Wednesday, March 16, 2016
Kevin Bryan, University of Toronto - Strategic Management and Erik Hovenkamp, Northwestern University, Department of Economics have an interesting paper on Profitable Double Marginalization.
ABSTRACT: There is a longstanding consensus that, if producers of complementary goods apply markups noncooperatively, their joint profits will fall, suggesting they would benefit from integration. On the contrary, we show that double marginalization inadvertently enhances joint profits in many familiar competitive environments where the firms face third party competition.

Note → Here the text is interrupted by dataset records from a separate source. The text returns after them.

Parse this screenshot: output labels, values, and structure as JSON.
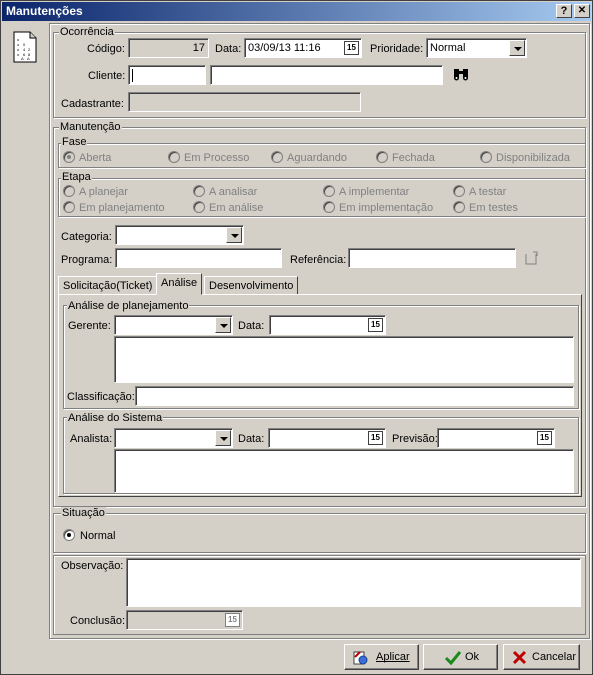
{
  "window": {
    "title": "Manutenções",
    "help_label": "?",
    "close_label": "✕"
  },
  "ocorrencia": {
    "group_label": "Ocorrência",
    "codigo_label": "Código:",
    "codigo_value": "17",
    "data_label": "Data:",
    "data_value": "03/09/13 11:16",
    "prioridade_label": "Prioridade:",
    "prioridade_value": "Normal",
    "cliente_label": "Cliente:",
    "cliente_code": "",
    "cliente_name": "",
    "cadastrante_label": "Cadastrante:",
    "cadastrante_value": ""
  },
  "manutencao": {
    "group_label": "Manutenção",
    "fase_label": "Fase",
    "fase_options": [
      "Aberta",
      "Em Processo",
      "Aguardando",
      "Fechada",
      "Disponibilizada"
    ],
    "fase_selected": "Aberta",
    "etapa_label": "Etapa",
    "etapa_options": [
      "A planejar",
      "A analisar",
      "A implementar",
      "A testar",
      "Em planejamento",
      "Em análise",
      "Em implementação",
      "Em testes"
    ],
    "categoria_label": "Categoria:",
    "categoria_value": "",
    "programa_label": "Programa:",
    "programa_value": "",
    "referencia_label": "Referência:",
    "referencia_value": ""
  },
  "tabs": [
    {
      "label": "Solicitação(Ticket)"
    },
    {
      "label": "Análise"
    },
    {
      "label": "Desenvolvimento"
    }
  ],
  "active_tab": "Análise",
  "analise_planejamento": {
    "group_label": "Análise de planejamento",
    "gerente_label": "Gerente:",
    "gerente_value": "",
    "data_label": "Data:",
    "data_value": "",
    "classificacao_label": "Classificação:",
    "classificacao_value": ""
  },
  "analise_sistema": {
    "group_label": "Análise do Sistema",
    "analista_label": "Analista:",
    "analista_value": "",
    "data_label": "Data:",
    "data_value": "",
    "previsao_label": "Previsão:",
    "previsao_value": ""
  },
  "situacao": {
    "group_label": "Situação",
    "option": "Normal"
  },
  "observacao_label": "Observação:",
  "observacao_value": "",
  "conclusao_label": "Conclusão:",
  "conclusao_value": "",
  "buttons": {
    "aplicar": "Aplicar",
    "ok": "Ok",
    "cancelar": "Cancelar"
  },
  "icons": {
    "form": "document-icon",
    "search": "binoculars-icon",
    "calendar": "calendar-icon",
    "new_ref": "new-document-icon",
    "aplicar": "apply-icon",
    "ok": "checkmark-icon",
    "cancelar": "red-x-icon"
  },
  "colors": {
    "title_start": "#0a246a",
    "title_end": "#a6caf0",
    "ok_check": "#1a8a1a",
    "cancel_x": "#c00000"
  }
}
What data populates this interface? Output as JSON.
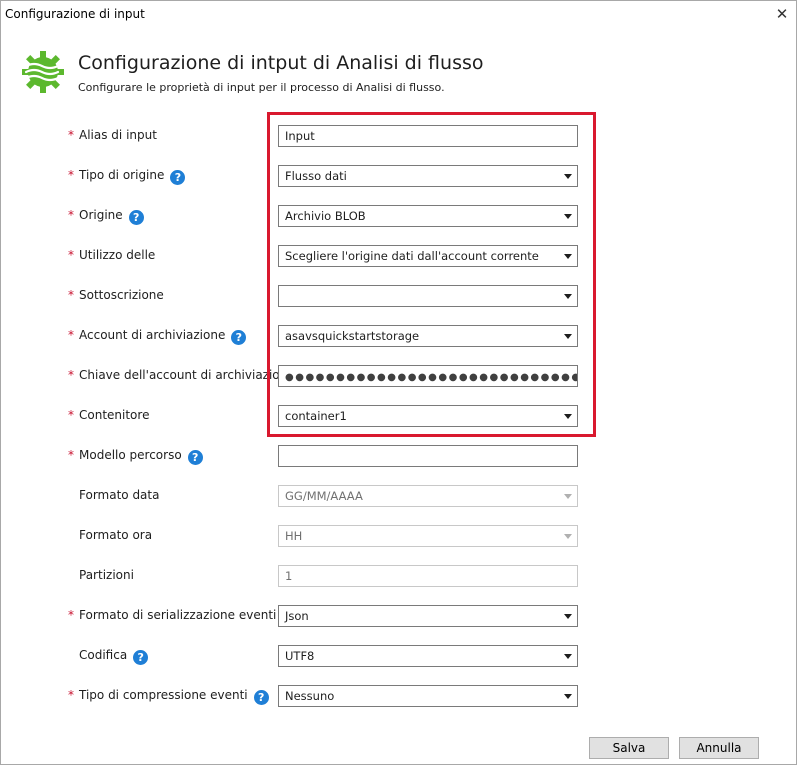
{
  "window": {
    "title": "Configurazione di input",
    "close_glyph": "✕"
  },
  "header": {
    "title": "Configurazione di intput di Analisi di flusso",
    "subtitle": "Configurare le proprietà di input per il processo di Analisi di flusso."
  },
  "form": {
    "required_marker": "*",
    "help_glyph": "?",
    "fields": [
      {
        "label": "Alias di input",
        "value": "Input"
      },
      {
        "label": "Tipo di origine",
        "value": "Flusso dati"
      },
      {
        "label": "Origine",
        "value": "Archivio BLOB"
      },
      {
        "label": "Utilizzo delle",
        "value": "Scegliere l'origine dati dall'account corrente"
      },
      {
        "label": "Sottoscrizione",
        "value": ""
      },
      {
        "label": "Account di archiviazione",
        "value": "asavsquickstartstorage"
      },
      {
        "label": "Chiave dell'account di archiviazione",
        "value": "●●●●●●●●●●●●●●●●●●●●●●●●●●●●●●●●●●●●●●●●●●●●●"
      },
      {
        "label": "Contenitore",
        "value": "container1"
      },
      {
        "label": "Modello percorso",
        "value": ""
      },
      {
        "label": "Formato data",
        "value": "GG/MM/AAAA"
      },
      {
        "label": "Formato ora",
        "value": "HH"
      },
      {
        "label": "Partizioni",
        "value": "1"
      },
      {
        "label": "Formato di serializzazione eventi",
        "value": "Json"
      },
      {
        "label": "Codifica",
        "value": "UTF8"
      },
      {
        "label": "Tipo di compressione eventi",
        "value": "Nessuno"
      }
    ]
  },
  "buttons": {
    "save": "Salva",
    "cancel": "Annulla"
  },
  "colors": {
    "highlight": "#d9182e",
    "required": "#c8102e",
    "help": "#1f7fd6",
    "logo": "#5cb82e"
  }
}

For example, in a vertical relationship, the upstream markup incidentally engenders credible (albeit imprecise) commitment to less competitive behavior by the downstream firm, and this may elicit an accommodating response from downstream rivals -- e.g. they may raise their own prices or scale back production. The benefit of this indirect "strategic effect" may outweigh the well-understood direct harm from double marginalization, even if the upstream firm sets a monopoly price. In a more game-theoretic discussion, we consider double marginalization as a strategic device, in which case it is intimately related to other practices aimed at distorting a downstream agent's decisions, such as vertical restraints or delegation. In all cases, joint profits are maximized by inducing the downstream firm to act as if it has a so-called "consistent conjecture," meaning it internalizes strategic effects. Interestingly, when upstream competitors do this in parallel, they induce a consistent conjectures equilibrium (CCE), evincing a strong link between ordinary "Nash games" and the CCE concept.